February 27, 2020 / 7:41 AM / 3 months ago

China stocks rise on fewer virus deaths, stimulus hopes

* CSI300 +0.3%, Shanghai Composite +0.1%

* China to take more proactive countercyclical policies -brokerage

* Yuan slightly stronger at 7.0115 per dollar

SHANGHAI, Feb 27 (Reuters) - Chinese shares rose slightly on Thursday as the country reported fewer deaths due to the coronavirus and signalled more support to underpin the domestic economy, although increasing worries over the global contagion of the virus kept gains in check. ** The benchmark Shanghai Composite index ended 0.1% higher at 2,991.33 points and the blue-chip CSI300 index finished up 0.3% at 4,084.88 points.

** The economic recovery is accelerating but the coronavirus outbreak situation in the epicentre of Hubei province and its capital Wuhan is still dire, the ruling Communist Party’s Politburo said on Wednesday, according to a state television report.

** China’s central bank said on Thursday that it will ensure ample liquidity through targeted reserve requirement ratio (RRR) cuts in appropriate time.

** The central bank has taken steps to support the economy, including reducing interest rates and flushing the market with liquidity.
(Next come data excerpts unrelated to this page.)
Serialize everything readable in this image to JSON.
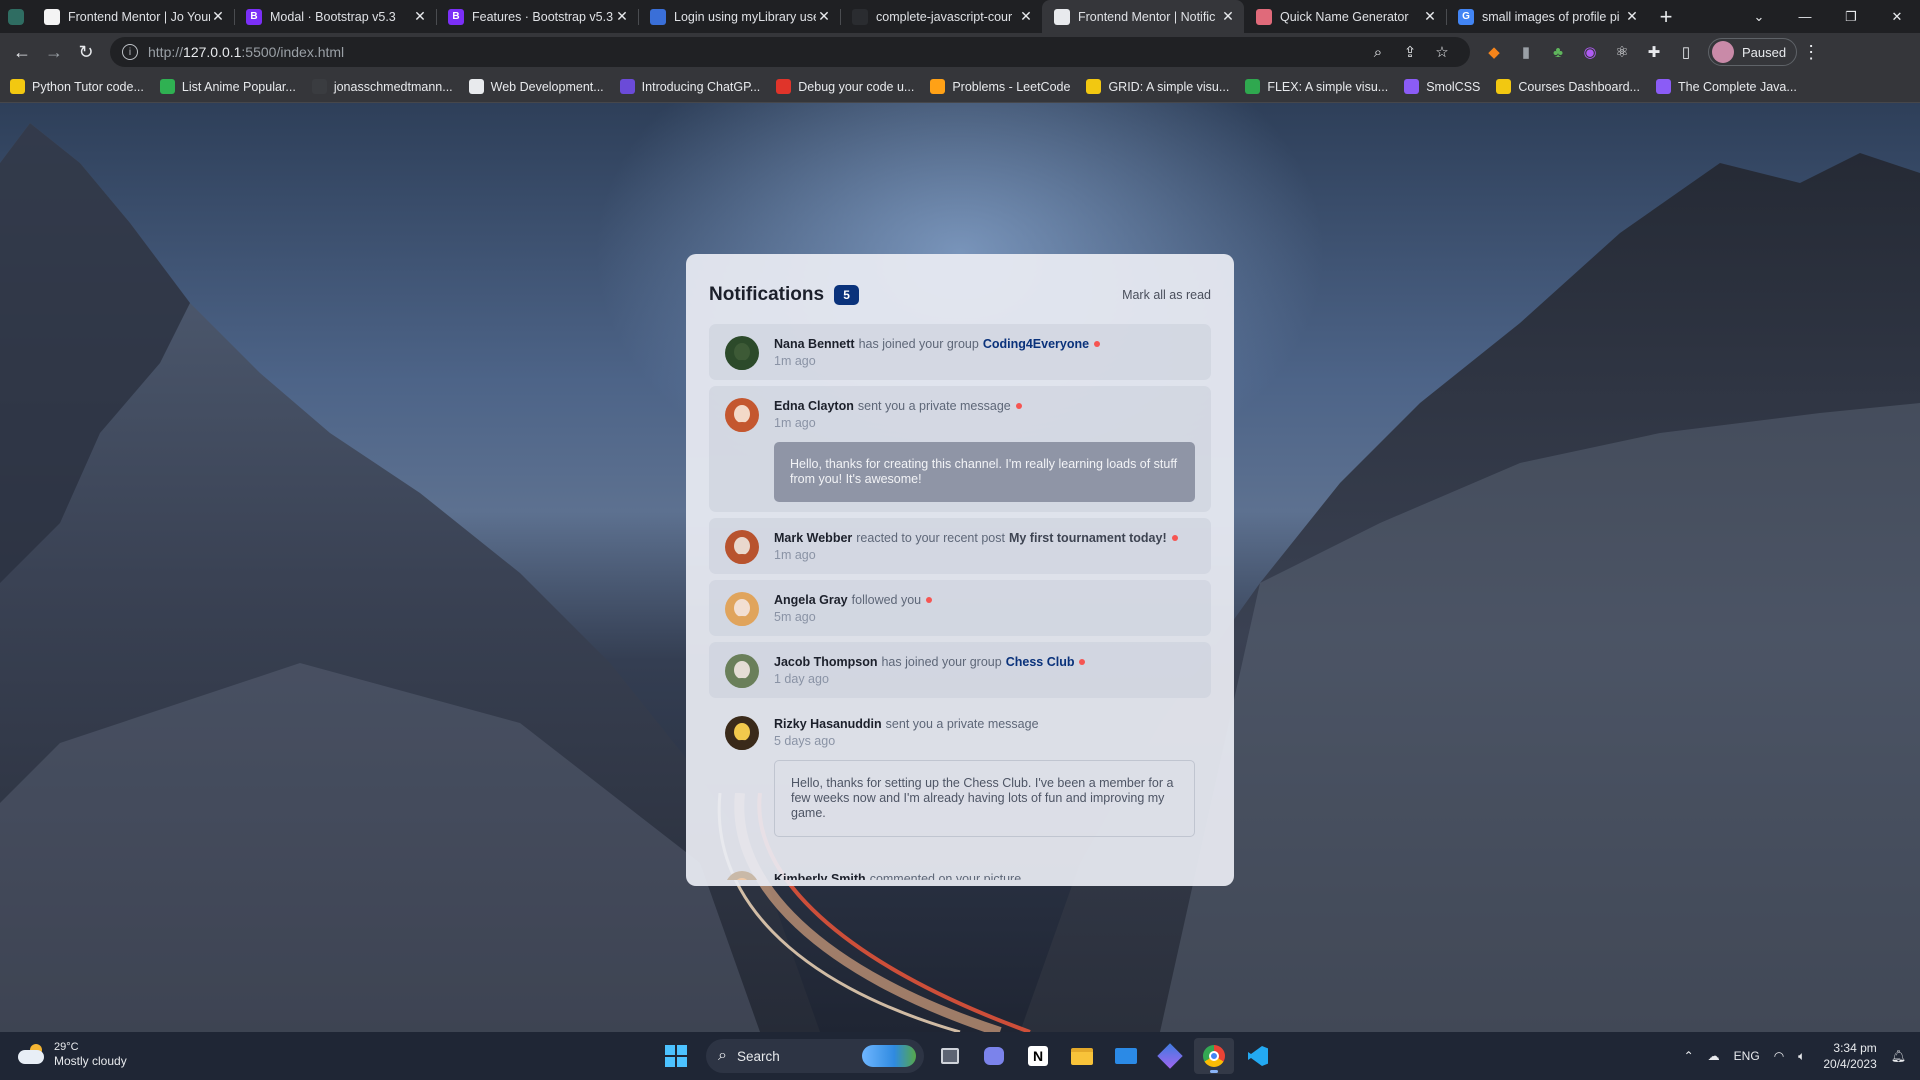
{
  "browser": {
    "tabs": [
      {
        "title": "Frontend Mentor | Jo Your",
        "fav_color": "#f4f4f4",
        "fav_text": ""
      },
      {
        "title": "Modal · Bootstrap v5.3",
        "fav_color": "#7b2ff7",
        "fav_text": "B"
      },
      {
        "title": "Features · Bootstrap v5.3",
        "fav_color": "#7b2ff7",
        "fav_text": "B"
      },
      {
        "title": "Login using myLibrary use",
        "fav_color": "#3a6fd8",
        "fav_text": ""
      },
      {
        "title": "complete-javascript-cour",
        "fav_color": "#2a2c30",
        "fav_text": ""
      },
      {
        "title": "Frontend Mentor | Notific",
        "fav_color": "#e8eaed",
        "fav_text": ""
      },
      {
        "title": "Quick Name Generator",
        "fav_color": "#e06a7a",
        "fav_text": ""
      },
      {
        "title": "small images of profile pi",
        "fav_color": "#4285f4",
        "fav_text": "G"
      }
    ],
    "active_tab": 5,
    "url_prefix": "http://",
    "url_host": "127.0.0.1",
    "url_path": ":5500/index.html",
    "profile_status": "Paused",
    "bookmarks": [
      {
        "label": "Python Tutor code...",
        "color": "#f2c811"
      },
      {
        "label": "List Anime Popular...",
        "color": "#2fb152"
      },
      {
        "label": "jonasschmedtmann...",
        "color": "#3a3c40"
      },
      {
        "label": "Web Development...",
        "color": "#e8eaed"
      },
      {
        "label": "Introducing ChatGP...",
        "color": "#6b4bd8"
      },
      {
        "label": "Debug your code u...",
        "color": "#e0342a"
      },
      {
        "label": "Problems - LeetCode",
        "color": "#ffa116"
      },
      {
        "label": "GRID: A simple visu...",
        "color": "#f2c811"
      },
      {
        "label": "FLEX: A simple visu...",
        "color": "#2fa84f"
      },
      {
        "label": "SmolCSS",
        "color": "#8b5cf6"
      },
      {
        "label": "Courses Dashboard...",
        "color": "#f2c811"
      },
      {
        "label": "The Complete Java...",
        "color": "#8b5cf6"
      }
    ]
  },
  "notifications": {
    "title": "Notifications",
    "count": "5",
    "mark_all": "Mark all as read",
    "items": [
      {
        "name": "Nana Bennett",
        "action": "has joined your group",
        "group": "Coding4Everyone",
        "time": "1m ago",
        "unread": true,
        "skin": "#3d5a36",
        "shirt": "#2c4a2a"
      },
      {
        "name": "Edna Clayton",
        "action": "sent you a private message",
        "time": "1m ago",
        "unread": true,
        "message": "Hello, thanks for creating this channel. I'm really learning loads of stuff from you! It's awesome!",
        "skin": "#f3d9c8",
        "shirt": "#c4572f"
      },
      {
        "name": "Mark Webber",
        "action": "reacted to your recent post",
        "post": "My first tournament today!",
        "time": "1m ago",
        "unread": true,
        "skin": "#e9d8cd",
        "shirt": "#b8532e"
      },
      {
        "name": "Angela Gray",
        "action": "followed you",
        "time": "5m ago",
        "unread": true,
        "skin": "#f2dfd2",
        "shirt": "#e0a45c"
      },
      {
        "name": "Jacob Thompson",
        "action": "has joined your group",
        "group": "Chess Club",
        "time": "1 day ago",
        "unread": true,
        "skin": "#e5ddd5",
        "shirt": "#6a7f5a"
      },
      {
        "name": "Rizky Hasanuddin",
        "action": "sent you a private message",
        "time": "5 days ago",
        "unread": false,
        "message": "Hello, thanks for setting up the Chess Club. I've been a member for a few weeks now and I'm already having lots of fun and improving my game.",
        "skin": "#f2c94c",
        "shirt": "#3a2a1a"
      },
      {
        "name": "Kimberly Smith",
        "action": "commented on your picture",
        "unread": false
      }
    ]
  },
  "taskbar": {
    "temperature": "29°C",
    "condition": "Mostly cloudy",
    "search": "Search",
    "language": "ENG",
    "time": "3:34 pm",
    "date": "20/4/2023"
  }
}
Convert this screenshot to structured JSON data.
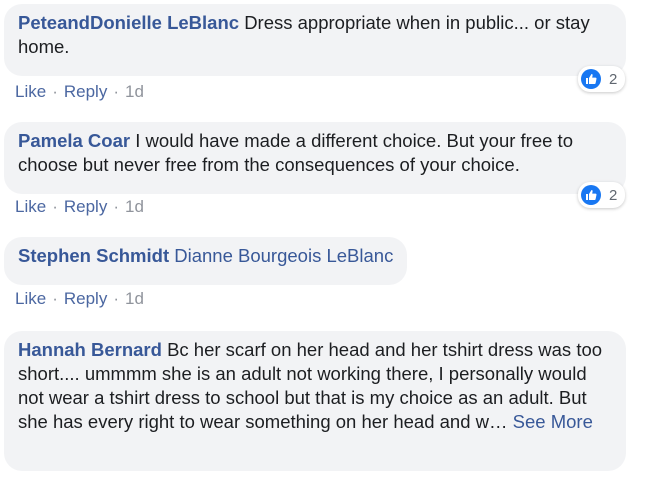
{
  "comments": [
    {
      "author": "PeteandDonielle LeBlanc",
      "text": "Dress appropriate when in public... or stay home.",
      "like": "Like",
      "reply": "Reply",
      "time": "1d",
      "reaction_count": "2"
    },
    {
      "author": "Pamela Coar",
      "text": "I would have made a different choice. But your free to choose but never free from the consequences of your choice.",
      "like": "Like",
      "reply": "Reply",
      "time": "1d",
      "reaction_count": "2"
    },
    {
      "author": "Stephen Schmidt",
      "tag": "Dianne Bourgeois LeBlanc",
      "like": "Like",
      "reply": "Reply",
      "time": "1d"
    },
    {
      "author": "Hannah Bernard",
      "text": "Bc her scarf on her head and her tshirt dress was too short.... ummmm she is an adult not working there, I personally would not wear a tshirt dress to school but that is my choice as an adult. But she has every right to wear something on her head and w…",
      "see_more": "See More"
    }
  ],
  "separator": "·",
  "colors": {
    "author": "#385898",
    "bubble": "#f2f3f5",
    "like_icon": "#1877f2"
  },
  "icons": {
    "reaction": "thumbs-up-icon"
  }
}
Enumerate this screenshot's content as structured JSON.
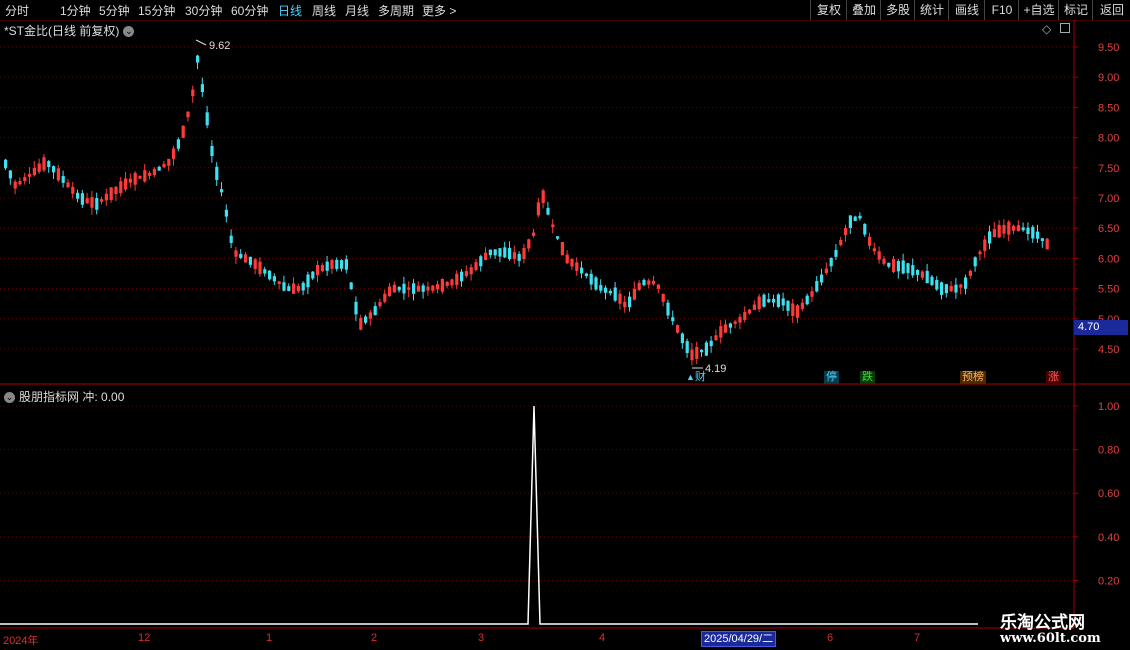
{
  "toolbar": {
    "periods": [
      "分时",
      "1分钟",
      "5分钟",
      "15分钟",
      "30分钟",
      "60分钟",
      "日线",
      "周线",
      "月线",
      "多周期",
      "更多"
    ],
    "active_period": "日线",
    "more_arrow": ">",
    "actions": [
      "复权",
      "叠加",
      "多股",
      "统计",
      "画线",
      "F10",
      "+自选",
      "返回"
    ]
  },
  "main_panel": {
    "title": "*ST金比(日线 前复权)",
    "price_axis": [
      "9.50",
      "9.00",
      "8.50",
      "8.00",
      "7.50",
      "7.00",
      "6.50",
      "6.00",
      "5.50",
      "5.00",
      "4.50"
    ],
    "current_price_tag": "4.70",
    "high_label": "9.62",
    "low_label": "4.19",
    "badges": [
      {
        "text": "财",
        "color": "#4fd0ff"
      },
      {
        "text": "停",
        "color": "#4fd0ff"
      },
      {
        "text": "跌",
        "color": "#3adc3a"
      },
      {
        "text": "预榜",
        "color": "#ff9a3a"
      },
      {
        "text": "涨",
        "color": "#ff5050"
      }
    ],
    "candle_colors": {
      "up": "#ff3a3a",
      "down": "#3fe0f0"
    }
  },
  "indicator_panel": {
    "title": "股朋指标网",
    "value_label": "冲: 0.00",
    "axis": [
      "1.00",
      "0.80",
      "0.60",
      "0.40",
      "0.20"
    ],
    "chart_data": {
      "type": "line",
      "series": [
        {
          "name": "冲",
          "values_note": "0 everywhere except a single spike",
          "peak_value": 1.0
        }
      ],
      "ylim": [
        0,
        1.0
      ]
    }
  },
  "date_axis": {
    "labels": [
      "2024年",
      "12",
      "1",
      "2",
      "3",
      "4",
      "6",
      "7"
    ],
    "cursor_date": "2025/04/29/二"
  },
  "watermark": {
    "name": "乐淘公式网",
    "url": "www.60lt.com"
  }
}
It has also said it will provide special funds for banks to lend to businesses.

** China’s policy support could exceed market expectations as the country needs to grow at a faster pace in the second half to achieve decent full-year growth after the virus outbreak in the first half, according to a Vanho Securities report.

** It is expected that Beijing will take more proactive countercyclical policies and the environment of monetary loosening will continue, the brokerage added.

** Mainland China reported 433 new cases of virus infections on Wednesday, the National Health Commission said on Thursday, up from 406 on the previous day.

** The number of new deaths stood at 29, the lowest daily rate since Jan. 28 and down from 52 on the previous day. The outbreak has now killed a total of 2,744 people.

** Governments have ramped up measures to battle a global pandemic as the number of virus infections outside China, the source of the outbreak, for the first time surpassed those appearing inside the country.